U.S. District Judge Jon Tigar in Oakland concluded that the regulation violates U.S. asylum law, which since 1980 has allowed migrants on American soil to request humanitarian protection as a way to halt the government’s efforts to deport them, regardless of how they entered the country.

In his ruling Tuesday, Tigar said the rule is too restrictive because it considers factors that Congress did not explicitly authorize, such as whether migrants used a lawful migration program before seeking asylum.
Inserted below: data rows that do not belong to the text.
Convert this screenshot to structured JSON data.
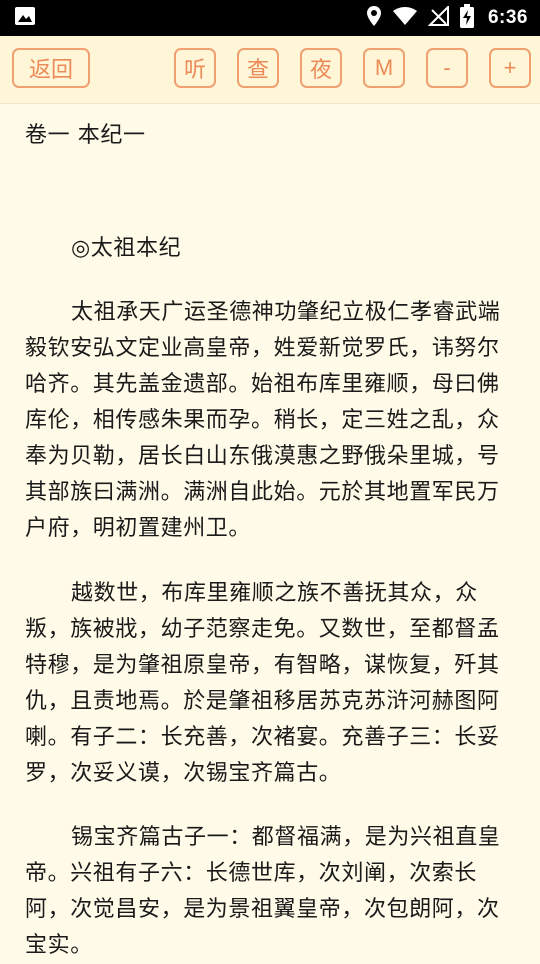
{
  "status_bar": {
    "time": "6:36",
    "icons": [
      "image-icon",
      "location-icon",
      "wifi-icon",
      "no-signal-icon",
      "battery-charging-icon"
    ]
  },
  "toolbar": {
    "back_label": "返回",
    "listen_label": "听",
    "lookup_label": "查",
    "night_label": "夜",
    "menu_label": "M",
    "font_decrease_label": "-",
    "font_increase_label": "+"
  },
  "content": {
    "chapter_title": "卷一 本纪一",
    "section_title": "◎太祖本纪",
    "paragraphs": [
      "太祖承天广运圣德神功肇纪立极仁孝睿武端毅钦安弘文定业高皇帝，姓爱新觉罗氏，讳努尔哈齐。其先盖金遗部。始祖布库里雍顺，母曰佛库伦，相传感朱果而孕。稍长，定三姓之乱，众奉为贝勒，居长白山东俄漠惠之野俄朵里城，号其部族曰满洲。满洲自此始。元於其地置军民万户府，明初置建州卫。",
      "越数世，布库里雍顺之族不善抚其众，众叛，族被戕，幼子范察走免。又数世，至都督孟特穆，是为肇祖原皇帝，有智略，谋恢复，歼其仇，且责地焉。於是肇祖移居苏克苏浒河赫图阿喇。有子二：长充善，次褚宴。充善子三：长妥罗，次妥义谟，次锡宝齐篇古。",
      "锡宝齐篇古子一：都督福满，是为兴祖直皇帝。兴祖有子六：长德世库，次刘阐，次索长阿，次觉昌安，是为景祖翼皇帝，次包朗阿，次宝实。"
    ]
  },
  "colors": {
    "toolbar_bg": "#FFF6D8",
    "page_bg": "#FFFBE8",
    "button_accent": "#EC8A58",
    "text": "#1A1A1A"
  }
}
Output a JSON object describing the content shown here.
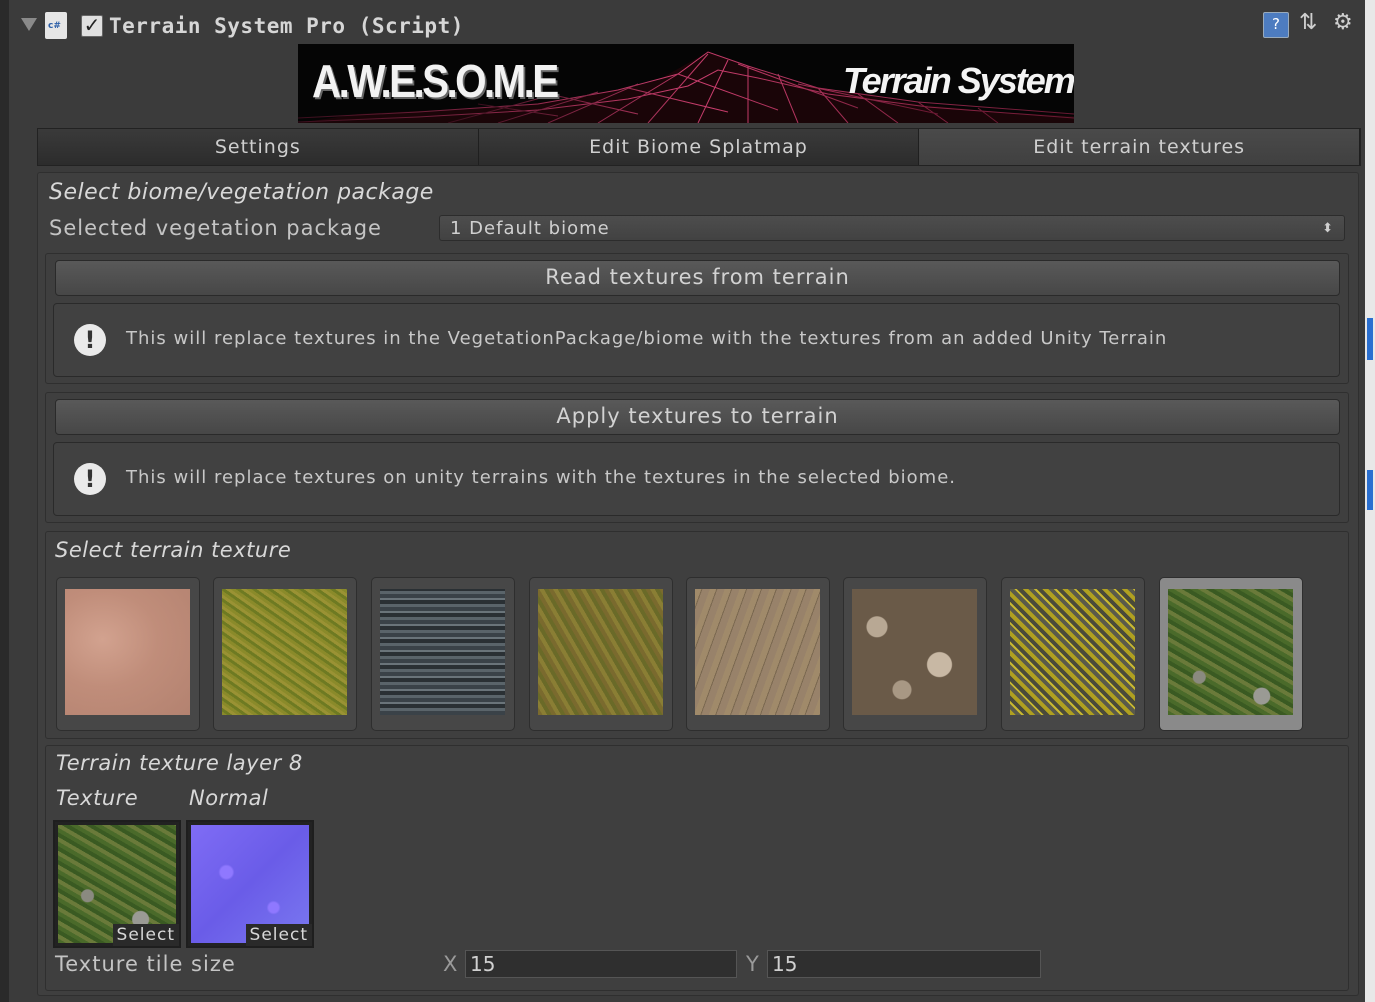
{
  "header": {
    "title": "Terrain System Pro (Script)",
    "script_icon_text": "c#",
    "help_glyph": "?",
    "preset_glyph": "⇅",
    "settings_glyph": "⚙"
  },
  "banner": {
    "logo": "A.W.E.S.O.M.E",
    "subtitle": "Terrain System"
  },
  "tabs": [
    {
      "label": "Settings",
      "active": false
    },
    {
      "label": "Edit Biome Splatmap",
      "active": false
    },
    {
      "label": "Edit terrain textures",
      "active": true
    }
  ],
  "biome_section": {
    "title": "Select biome/vegetation package",
    "field_label": "Selected vegetation package",
    "selected_value": "1 Default biome",
    "dropdown_arrows": "⬍"
  },
  "read_section": {
    "button_label": "Read textures from terrain",
    "help_text": "This will replace textures in the VegetationPackage/biome with the textures from an added Unity Terrain"
  },
  "apply_section": {
    "button_label": "Apply textures to terrain",
    "help_text": "This will replace textures on unity terrains with the textures in the selected biome."
  },
  "info_glyph": "!",
  "texture_select": {
    "title": "Select terrain texture",
    "selected_index": 8
  },
  "layer_section": {
    "title": "Terrain texture layer 8",
    "texture_label": "Texture",
    "normal_label": "Normal",
    "select_label": "Select",
    "tile_size_label": "Texture tile size",
    "x_label": "X",
    "x_value": "15",
    "y_label": "Y",
    "y_value": "15"
  },
  "colors": {
    "panel_bg": "#3b3b3b",
    "banner_accent": "#e0457a",
    "selection_highlight": "#8a8a8a"
  }
}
He also determined that some of the exemptions to the asylum restriction are “unavailable to many noncitizens.”

“The Court concludes that the Rule is contrary to law because it presumes ineligible for asylum noncitizens who enter between ports of entry, using a manner of entry that Congress expressly intended should not affect access to asylum,” he wrote.

“The Rule is also contrary to law because it presumes ineligible for asylum noncitizens who fail to apply for protection in a transit country, despite Congress’s clear intent that such a factor should only limit access to asylum where the transit country actually presents a safe option,” Tigar added.

The judge did, however, delay his ruling from taking effect for two weeks to give the administration time to appeal.


The administration has cited the measures as critical to its efforts to strike a balance between border enforcement and the pursuit of valid asylum claims. Assuming the administration appeals, the matter will next head to the Ninth Circuit and may ultimately wind up at the United States Supreme Court. The Supreme Court previously ruled in favor of the Trump administration policy which limited asylum for those who failed to first apply for asylum in a country they passed through.